If a person has a headache, even moderate, he or she will often use terms like, “My head is pounding,” or “I feel like my head is about to explode,” or “My head feels like it’s in a vice.” These frequently exaggerated expressions indicate that not only is someone experiencing pain, but he or she wants to describe it in dramatic terms for effect.
So, how do we write engaging narration without obscuring or distorting the truth?
Try this: If you’ve already written a first draft, choose several paragraphs. If you haven’t started yet, pick an incident that is especially vivid in your memory and write a few paragraphs. Since it is a memoir, you will have written it in first person.
Now convert your narrative to third person, rewriting it as though you were recounting an incident that happened to another individual. Examine the difference: which one is the most illuminating? Vibrant? Evocative?

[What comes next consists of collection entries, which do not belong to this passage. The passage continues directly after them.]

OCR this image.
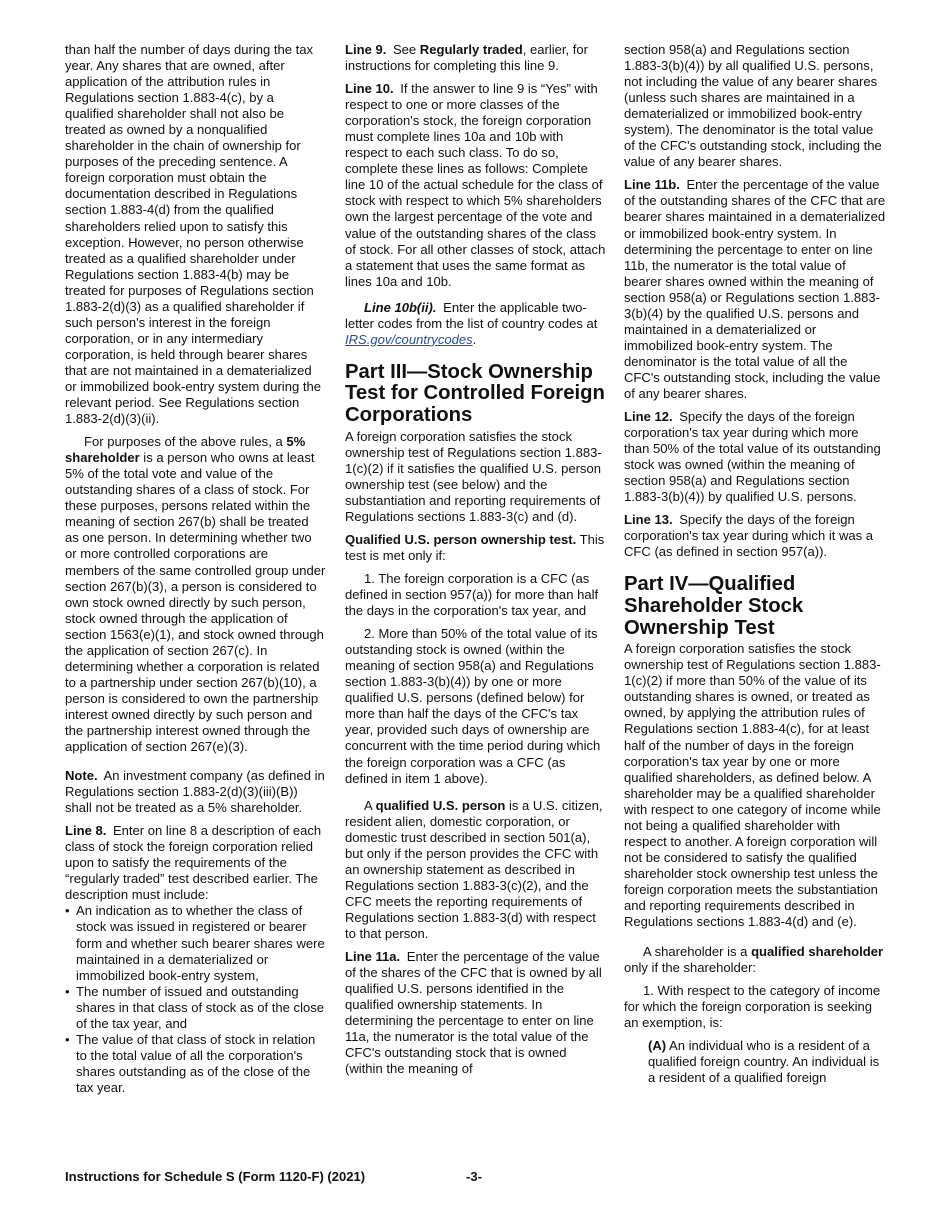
than half the number of days during the tax year. Any shares that are owned, after application of the attribution rules in Regulations section 1.883-4(c), by a qualified shareholder shall not also be treated as owned by a nonqualified shareholder in the chain of ownership for purposes of the preceding sentence. A foreign corporation must obtain the documentation described in Regulations section 1.883-4(d) from the qualified shareholders relied upon to satisfy this exception. However, no person otherwise treated as a qualified shareholder under Regulations section 1.883-4(b) may be treated for purposes of Regulations section 1.883-2(d)(3) as a qualified shareholder if such person's interest in the foreign corporation, or in any intermediary corporation, is held through bearer shares that are not maintained in a dematerialized or immobilized book-entry system during the relevant period. See Regulations section 1.883-2(d)(3)(ii).

For purposes of the above rules, a 5% shareholder is a person who owns at least 5% of the total vote and value of the outstanding shares of a class of stock. For these purposes, persons related within the meaning of section 267(b) shall be treated as one person. In determining whether two or more controlled corporations are members of the same controlled group under section 267(b)(3), a person is considered to own stock owned directly by such person, stock owned through the application of section 1563(e)(1), and stock owned through the application of section 267(c). In determining whether a corporation is related to a partnership under section 267(b)(10), a person is considered to own the partnership interest owned directly by such person and the partnership interest owned through the application of section 267(e)(3).

Note. An investment company (as defined in Regulations section 1.883-2(d)(3)(iii)(B)) shall not be treated as a 5% shareholder.

Line 8. Enter on line 8 a description of each class of stock the foreign corporation relied upon to satisfy the requirements of the “regularly traded” test described earlier. The description must include:

• An indication as to whether the class of stock was issued in registered or bearer form and whether such bearer shares were maintained in a dematerialized or immobilized book-entry system,
• The number of issued and outstanding shares in that class of stock as of the close of the tax year, and
• The value of that class of stock in relation to the total value of all the corporation's shares outstanding as of the close of the tax year.

Line 9. See Regularly traded, earlier, for instructions for completing this line 9.

Line 10. If the answer to line 9 is “Yes” with respect to one or more classes of the corporation's stock, the foreign corporation must complete lines 10a and 10b with respect to each such class. To do so, complete these lines as follows: Complete line 10 of the actual schedule for the class of stock with respect to which 5% shareholders own the largest percentage of the vote and value of the outstanding shares of the class of stock. For all other classes of stock, attach a statement that uses the same format as lines 10a and 10b.

Line 10b(ii). Enter the applicable two-letter codes from the list of country codes at IRS.gov/countrycodes.

Part III—Stock Ownership Test for Controlled Foreign Corporations

A foreign corporation satisfies the stock ownership test of Regulations section 1.883-1(c)(2) if it satisfies the qualified U.S. person ownership test (see below) and the substantiation and reporting requirements of Regulations sections 1.883-3(c) and (d).

Qualified U.S. person ownership test. This test is met only if:

1. The foreign corporation is a CFC (as defined in section 957(a)) for more than half the days in the corporation's tax year, and

2. More than 50% of the total value of its outstanding stock is owned (within the meaning of section 958(a) and Regulations section 1.883-3(b)(4)) by one or more qualified U.S. persons (defined below) for more than half the days of the CFC's tax year, provided such days of ownership are concurrent with the time period during which the foreign corporation was a CFC (as defined in item 1 above).

A qualified U.S. person is a U.S. citizen, resident alien, domestic corporation, or domestic trust described in section 501(a), but only if the person provides the CFC with an ownership statement as described in Regulations section 1.883-3(c)(2), and the CFC meets the reporting requirements of Regulations section 1.883-3(d) with respect to that person.

Line 11a. Enter the percentage of the value of the shares of the CFC that is owned by all qualified U.S. persons identified in the qualified ownership statements. In determining the percentage to enter on line 11a, the numerator is the total value of the CFC's outstanding stock that is owned (within the meaning of

section 958(a) and Regulations section 1.883-3(b)(4)) by all qualified U.S. persons, not including the value of any bearer shares (unless such shares are maintained in a dematerialized or immobilized book-entry system). The denominator is the total value of the CFC's outstanding stock, including the value of any bearer shares.

Line 11b. Enter the percentage of the value of the outstanding shares of the CFC that are bearer shares maintained in a dematerialized or immobilized book-entry system. In determining the percentage to enter on line 11b, the numerator is the total value of bearer shares owned within the meaning of section 958(a) or Regulations section 1.883-3(b)(4) by the qualified U.S. persons and maintained in a dematerialized or immobilized book-entry system. The denominator is the total value of all the CFC's outstanding stock, including the value of any bearer shares.

Line 12. Specify the days of the foreign corporation's tax year during which more than 50% of the total value of its outstanding stock was owned (within the meaning of section 958(a) and Regulations section 1.883-3(b)(4)) by qualified U.S. persons.

Line 13. Specify the days of the foreign corporation's tax year during which it was a CFC (as defined in section 957(a)).

Part IV—Qualified Shareholder Stock Ownership Test

A foreign corporation satisfies the stock ownership test of Regulations section 1.883-1(c)(2) if more than 50% of the value of its outstanding shares is owned, or treated as owned, by applying the attribution rules of Regulations section 1.883-4(c), for at least half of the number of days in the foreign corporation's tax year by one or more qualified shareholders, as defined below. A shareholder may be a qualified shareholder with respect to one category of income while not being a qualified shareholder with respect to another. A foreign corporation will not be considered to satisfy the qualified shareholder stock ownership test unless the foreign corporation meets the substantiation and reporting requirements described in Regulations sections 1.883-4(d) and (e).

A shareholder is a qualified shareholder only if the shareholder:

1. With respect to the category of income for which the foreign corporation is seeking an exemption, is:

(A) An individual who is a resident of a qualified foreign country. An individual is a resident of a qualified foreign

Instructions for Schedule S (Form 1120-F) (2021)	-3-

Which one is closer to the truth?
Switching to third person for clarification allows us to find the heart of our narrative without distorting the facts. For example, I recently drafted a memoir of my early childhood on a sheep ranch in Wyoming (where my parents struggled with my brother’s illness and financial woes).
It didn’t take me long to figure out that when I used the first person pronoun, it appeared I thought my childhood antics were cute. When I wrote in third person, it was clear that my mischievousness wasn’t charming, it was bratty.
In this case, my manuscript worked much better in third person, so I decided to turn the memoir into a limited biography of my parents’ life and the hardships they endured–as well as the love they shared–during the first sixteen years of their marriage. In the process, I portrayed my role accurately.
When I finally do write my first person memoir, I will try to achieve objectivity, stick to the truth, and, following McCourt’s example, let the power of description flow freely.